Когда они возвращались в Сент-Джонс-Вуд, ей показалось, хотя всего лишь на краткий миг, что он смотрит на нее как-то странно и непривычно.

В ту ночь они страстно любили друг друга. Рози от счастья чувствовала себя на небесах.

— Я люблю тебя! Я люблю тебя! — повторяла она, и в голове у нее промелькнуло, что если бы он сейчас попросил ее стать его женой, то это было бы самое большое чудо, которое могло бы с ней случиться.

Маркиз покинул ее дом немного раньше, чем всегда. Рози подумала, что ему на следующий день предстояло долгое путешествие и он хотел как следует отдохнуть.

Перед уходом он поцеловал ее очень нежно, но без страсти, и сказал:

— Береги себя, Рози, дорогая.

Маркиз спустился по лестнице и вышел на улицу, где его ждала карета.

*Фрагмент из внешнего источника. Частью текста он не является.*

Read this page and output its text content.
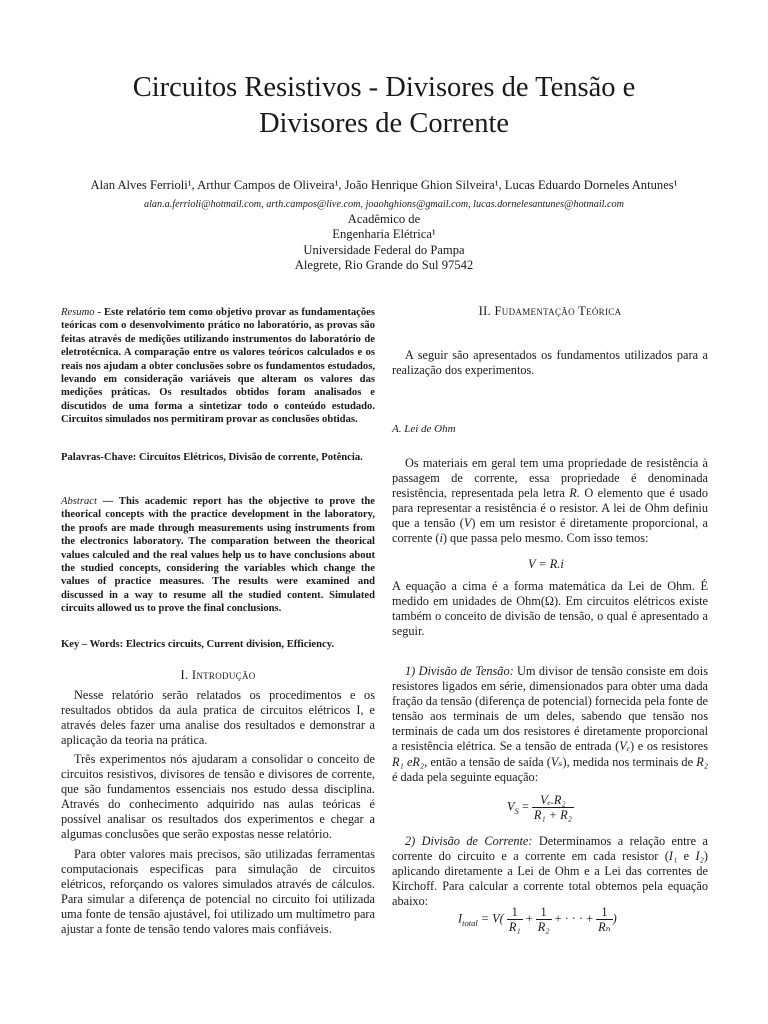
Circuitos Resistivos - Divisores de Tensão e
Divisores de Corrente
Alan Alves Ferrioli¹, Arthur Campos de Oliveira¹, João Henrique Ghion Silveira¹, Lucas Eduardo Dorneles Antunes¹
alan.a.ferrioli@hotmail.com, arth.campos@live.com, joaohghions@gmail.com, lucas.dornelesantunes@hotmail.com
Acadêmico de
Engenharia Elétrica¹
Universidade Federal do Pampa
Alegrete, Rio Grande do Sul 97542
Resumo - Este relatório tem como objetivo provar as fundamentações teóricas com o desenvolvimento prático no laboratório, as provas são feitas através de medições utilizando instrumentos do laboratório de eletrotécnica. A comparação entre os valores teóricos calculados e os reais nos ajudam a obter conclusões sobre os fundamentos estudados, levando em consideração variáveis que alteram os valores das medições práticas. Os resultados obtidos foram analisados e discutidos de uma forma a sintetizar todo o conteúdo estudado. Circuitos simulados nos permitiram provar as conclusões obtidas.
Palavras-Chave: Circuitos Elétricos, Divisão de corrente, Potência.
Abstract — This academic report has the objective to prove the theorical concepts with the practice development in the laboratory, the proofs are made through measurements using instruments from the electronics laboratory. The comparation between the theorical values calculed and the real values help us to have conclusions about the studied concepts, considering the variables which change the values of practice measures. The results were examined and discussed in a way to resume all the studied content. Simulated circuits allowed us to prove the final conclusions.
Key – Words: Electrics circuits, Current division, Efficiency.
I. Introdução
Nesse relatório serão relatados os procedimentos e os resultados obtidos da aula pratica de circuitos elétricos I, e através deles fazer uma analise dos resultados e demonstrar a aplicação da teoria na prática.
Três experimentos nós ajudaram a consolidar o conceito de circuitos resistivos, divisores de tensão e divisores de corrente, que são fundamentos essenciais nos estudo dessa disciplina. Através do conhecimento adquirido nas aulas teóricas é possível analisar os resultados dos experimentos e chegar a algumas conclusões que serão expostas nesse relatório.
Para obter valores mais precisos, são utilizadas ferramentas computacionais especificas para simulação de circuitos elétricos, reforçando os valores simulados através de cálculos. Para simular a diferença de potencial no circuito foi utilizada uma fonte de tensão ajustável, foi utilizado um multímetro para ajustar a fonte de tensão tendo valores mais confiáveis.
II. Fudamentação Teórica
A seguir são apresentados os fundamentos utilizados para a realização dos experimentos.
A. Lei de Ohm
Os materiais em geral tem uma propriedade de resistência à passagem de corrente, essa propriedade é denominada resistência, representada pela letra R. O elemento que é usado para representar a resistência é o resistor. A lei de Ohm definiu que a tensão (V) em um resistor é diretamente proporcional, a corrente (i) que passa pelo mesmo. Com isso temos:
V = R.i
A equação a cima é a forma matemática da Lei de Ohm. É medido em unidades de Ohm(Ω). Em circuitos elétricos existe também o conceito de divisão de tensão, o qual é apresentado a seguir.
1) Divisão de Tensão: Um divisor de tensão consiste em dois resistores ligados em série, dimensionados para obter uma dada fração da tensão (diferença de potencial) fornecida pela fonte de tensão aos terminais de um deles, sabendo que tensão nos terminais de cada um dos resistores é diretamente proporcional a resistência elétrica. Se a tensão de entrada (Vₑ) e os resistores R₁ eR₂, então a tensão de saída (Vₛ), medida nos terminais de R₂ é dada pela seguinte equação:
$V_S = \frac{\text{Vₑ.R₂}}{\text{R₁ + R₂}}$
2) Divisão de Corrente: Determinamos a relação entre a corrente do circuito e a corrente em cada resistor (I₁ e I₂) aplicando diretamente a Lei de Ohm e a Lei das correntes de Kirchoff. Para calcular a corrente total obtemos pela equação abaixo:
$I_{total} = V( \frac{1}{\text{R₁}} + \frac{1}{\text{R₂}}$ + · · · + $\frac{1}{\text{Rₙ}}$ )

«Он скоро вернется», — уверенно подумала Рози, прежде чем уснуть.

На следующий день она получила письмо, в котором говорилось, что между ними все кончено. Рози с трудом верила тому, что читала. И все же внутренний голос подсказывал ей, что в прошлом маркизу приходилось писать такие письма десятки раз.

Он благодарил ее за счастье, которое они пережили вдвоем, и выражал уверенность, что она поймет: даже самое лучшее в жизни не может продолжаться вечно.

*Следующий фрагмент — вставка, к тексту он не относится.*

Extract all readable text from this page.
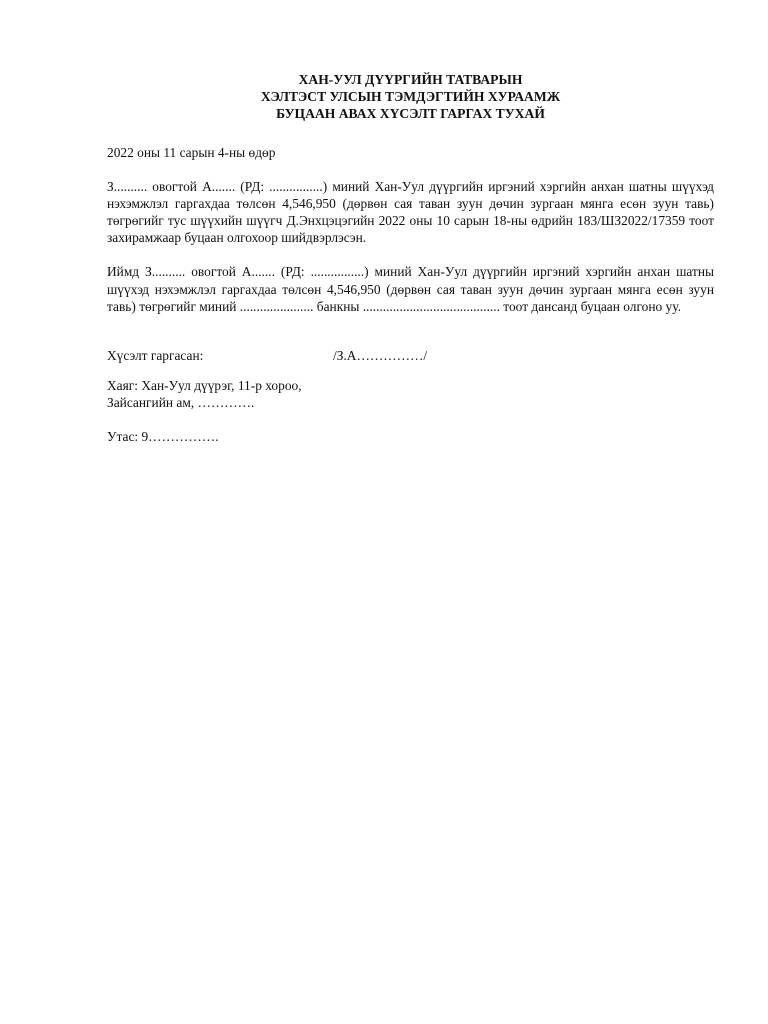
ХАН-УУЛ ДҮҮРГИЙН ТАТВАРЫН
ХЭЛТЭСТ УЛСЫН ТЭМДЭГТИЙН ХУРААМЖ
БУЦААН АВАХ ХҮСЭЛТ ГАРГАХ ТУХАЙ
2022 оны 11 сарын 4-ны өдөр
З.......... овогтой А....... (РД: ................) миний Хан-Уул дүүргийн иргэний хэргийн анхан шатны шүүхэд нэхэмжлэл гаргахдаа төлсөн 4,546,950 (дөрвөн сая таван зуун дөчин зургаан мянга есөн зуун тавь) төгрөгийг тус шүүхийн шүүгч Д.Энхцэцэгийн 2022 оны 10 сарын 18-ны өдрийн 183/ШЗ2022/17359 тоот захирамжаар буцаан олгохоор шийдвэрлэсэн.
Иймд З.......... овогтой А....... (РД: ................) миний Хан-Уул дүүргийн иргэний хэргийн анхан шатны шүүхэд нэхэмжлэл гаргахдаа төлсөн 4,546,950 (дөрвөн сая таван зуун дөчин зургаан мянга есөн зуун тавь) төгрөгийг миний ...................... банкны ......................................... тоот дансанд буцаан олгоно уу.
Хүсэлт гаргасан:	/З.А……………/
Хаяг: Хан-Уул дүүрэг, 11-р хороо,
Зайсангийн ам, ………….
Утас: 9…………….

Но как было Рози понять, если она потеряла его как раз тогда, когда полностью и безраздельно полюбила?

Она не плакала, только внезапно ей показалось, что вся она обратилась в камень. Чувств никаких не осталось, мозг перестал действовать.

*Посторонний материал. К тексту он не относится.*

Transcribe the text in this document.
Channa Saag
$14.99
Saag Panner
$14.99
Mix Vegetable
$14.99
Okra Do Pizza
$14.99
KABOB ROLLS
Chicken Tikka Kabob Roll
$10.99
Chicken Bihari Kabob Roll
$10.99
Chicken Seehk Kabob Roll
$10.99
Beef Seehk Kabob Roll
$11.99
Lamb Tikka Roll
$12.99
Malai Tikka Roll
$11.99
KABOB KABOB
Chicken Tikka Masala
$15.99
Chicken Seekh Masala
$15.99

Она отправилась в театр, двигаясь как заведенная кукла, и на сцене в тот вечер играла не прежняя Рози, а лишь ее тень. Она была как марионетка, которую дергает за веревочки невидимая рука.

Рози даже не сознавала, что другие актеры начали ее избегать. Стоило им встретиться в коридоре, они поспешно убегали. Глаза ей открыла Эми, ее костюмерша, которая проработала с ней три года. Добрый характер Эми был не лишен, однако, резкости, заставлявшей ее всегда говорить правду.

Никто в театре не заговаривал с Рози о Коултхосте, только Эми, собираясь домой, сказала ей:

— И вот что — нечего терзаться из-за этого мужчины, который не стоит вас, как не стоит ни одной безмозглой дурочки, готовой отдать ему свое сердце, в чем малышка Милли вскоре сама убедится!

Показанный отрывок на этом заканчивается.